14 июля 1928 Река Мезень, пароход «Ветлуга» Чудесные Нисогоры были нашим последним местом работы. Сегодня утром мы вышли на «Ветлуге» в обратный путь. Мы обследовали весь тот район, который был намечен. Побывали и поработали во всех запланированных деревнях. Материалу опять везем массу — по всем отделам. Через какое-то время интересно будет проверить, что тут сохранится из того, что бытует сегодня. Записей здесь у нас у всех больше, чем было на Пинеге, а главное — материал другой. Пинега была глуше, заброшеннее, напоминала какой-то тупик. Мезень совсем другая. У нее давнишная связь с Поморьем, с Печорой. Здесь уже много новых веяний: тут был фронт, солдаты завезли городские песни. Город изменил и старый мезенский костюм: поверх сарафанов мезенки носят (в районе среднего течения) городские кофты. Сильно — по сравнению с Пинегой — упрощен обряд свадьбы, несмотря на все его богатство. Короче говоря, старое сплетается тут с новым гораздо сложнее и разнообразнее, чем на Пинеге. Конечно, имеет значение и то, что в устье Мезени стоит большой завод, а в заводской поселок Каменку по разным делам приезжают и приплывают люди со всей реки... В Каменку нам следует прийти сегодня к вечеру. Там должен стоять пароход, который по расписанию обязан 16-го двинуться в очередной рейс к Архангельску. Впрочем, о точном расписании тут ничего не известно. На днях Женя Гиппиус по телефону из Больших Нисогор узнавал у начальника пароходного движения о том, когда будет пароход по Мезени; начальник очень любезно стал рассказывать ему, когда пойдет «Сурянин». Женя с не меньшей, любезностью отвечал, что «Сурянин» давно уже прошел в Вожгоры. — Да что вы, быть не может! — удивился его собеседник, — он у меня еще намедни где-то тут стоял. — Я сам на нем ехал, — обязательно сообщил Женя. — Что вы говорите! Когда же это было? Начальник был очень заинтересован и расспрашивал, когда, куда и откуда плыл «Сурянин», который, по его предположениям, стоял у него «где-то тут, неподалеку» и которого он собирался завтра послать по совсем другому маршруту. Женя сообщил ему все, что знал. — А скажите, — не без заискивания осведомилось начальство, — вы не слыхали, когда он назад придет? После этого мы не удивляемся, что пароходное расписание тут неустойчиво...
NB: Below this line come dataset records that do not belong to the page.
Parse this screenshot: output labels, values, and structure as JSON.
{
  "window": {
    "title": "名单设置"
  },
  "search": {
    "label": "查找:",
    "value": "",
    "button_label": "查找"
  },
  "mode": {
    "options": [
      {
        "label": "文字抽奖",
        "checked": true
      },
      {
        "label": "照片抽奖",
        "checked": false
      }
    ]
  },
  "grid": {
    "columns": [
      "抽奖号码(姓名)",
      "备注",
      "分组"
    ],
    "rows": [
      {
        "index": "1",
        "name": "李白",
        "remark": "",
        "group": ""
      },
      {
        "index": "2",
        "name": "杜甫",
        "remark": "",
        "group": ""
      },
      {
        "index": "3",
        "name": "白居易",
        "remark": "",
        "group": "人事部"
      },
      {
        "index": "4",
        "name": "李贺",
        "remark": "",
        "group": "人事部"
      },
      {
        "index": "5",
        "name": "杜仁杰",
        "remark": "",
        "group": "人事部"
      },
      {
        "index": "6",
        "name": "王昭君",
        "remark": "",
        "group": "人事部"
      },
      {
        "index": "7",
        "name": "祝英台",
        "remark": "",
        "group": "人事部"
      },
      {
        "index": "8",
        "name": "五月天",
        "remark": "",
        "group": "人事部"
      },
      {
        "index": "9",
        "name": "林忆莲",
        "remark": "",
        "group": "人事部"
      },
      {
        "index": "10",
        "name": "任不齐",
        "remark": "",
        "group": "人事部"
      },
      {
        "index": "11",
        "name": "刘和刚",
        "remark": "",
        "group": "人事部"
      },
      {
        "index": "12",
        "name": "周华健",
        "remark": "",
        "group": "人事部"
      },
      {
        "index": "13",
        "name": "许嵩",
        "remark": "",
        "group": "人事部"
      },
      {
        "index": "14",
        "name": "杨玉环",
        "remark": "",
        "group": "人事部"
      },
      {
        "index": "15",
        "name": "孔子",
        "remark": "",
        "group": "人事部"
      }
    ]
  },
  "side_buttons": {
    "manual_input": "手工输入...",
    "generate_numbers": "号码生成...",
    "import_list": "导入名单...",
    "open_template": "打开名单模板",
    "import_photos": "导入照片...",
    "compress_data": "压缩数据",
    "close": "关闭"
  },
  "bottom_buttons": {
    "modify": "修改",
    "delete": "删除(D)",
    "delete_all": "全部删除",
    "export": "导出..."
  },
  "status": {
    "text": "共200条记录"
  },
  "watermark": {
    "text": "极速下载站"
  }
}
15 июля 1928 Каменка, пароход «Пёша» Благополучно прибыли на «Ветлуге» к устью и стоим на рейде против Каменки, чтобы завтра в девять часов утра выйти с приливом в море. Устроены мы на этом пароходе по-разному: дамы в весьма приличной общей каюте II класса (I вообще нет), а мужчины — «в III классе», т. е. в темном помещении вроде трюма, на нарах. Сделаны широкие полки, вроде как закрома. Каждый человек получает такой футлярчик и лежит в нем, покуда не доедет до нужного ему места. Ну, конечно, наши соратники-мужчины проводят все время или на палубе (в основном! ) или с нами. У нас хоть сидеть можно, а в их помещении — только лежать.
18 июля 1928 Архангельск, Троицкая гостиница Предыдущие два дня прошли так, что записывать свои впечатления было трудно. Вышли благополучно в море. Море было прекрасное — изумрудно-зеленое, с белоснежной пеной, со скалистыми берегами и со снегом на этих берегах. Но увы — на этот раз при полном солнце был такой ветер и качало так, что мы от души обрадовались, когда вчера ночью въехали в знакомые стены этой Троицкой гостиницы. За время пребывания на Мезени мы как-то слегка одичали и теперь с удовольствием заново привыкаем к высоким потолкам, к тому, что не ударяешься головой о притолоку, когда входишь в дверь... Заново привыкаем к водопроводу... К магазинам, к городским товарам. Мы были точно совсем в другом мире. Сегодня же в 6. 40 вечера садимся на поезд и едем домой. Последний этап путешествия!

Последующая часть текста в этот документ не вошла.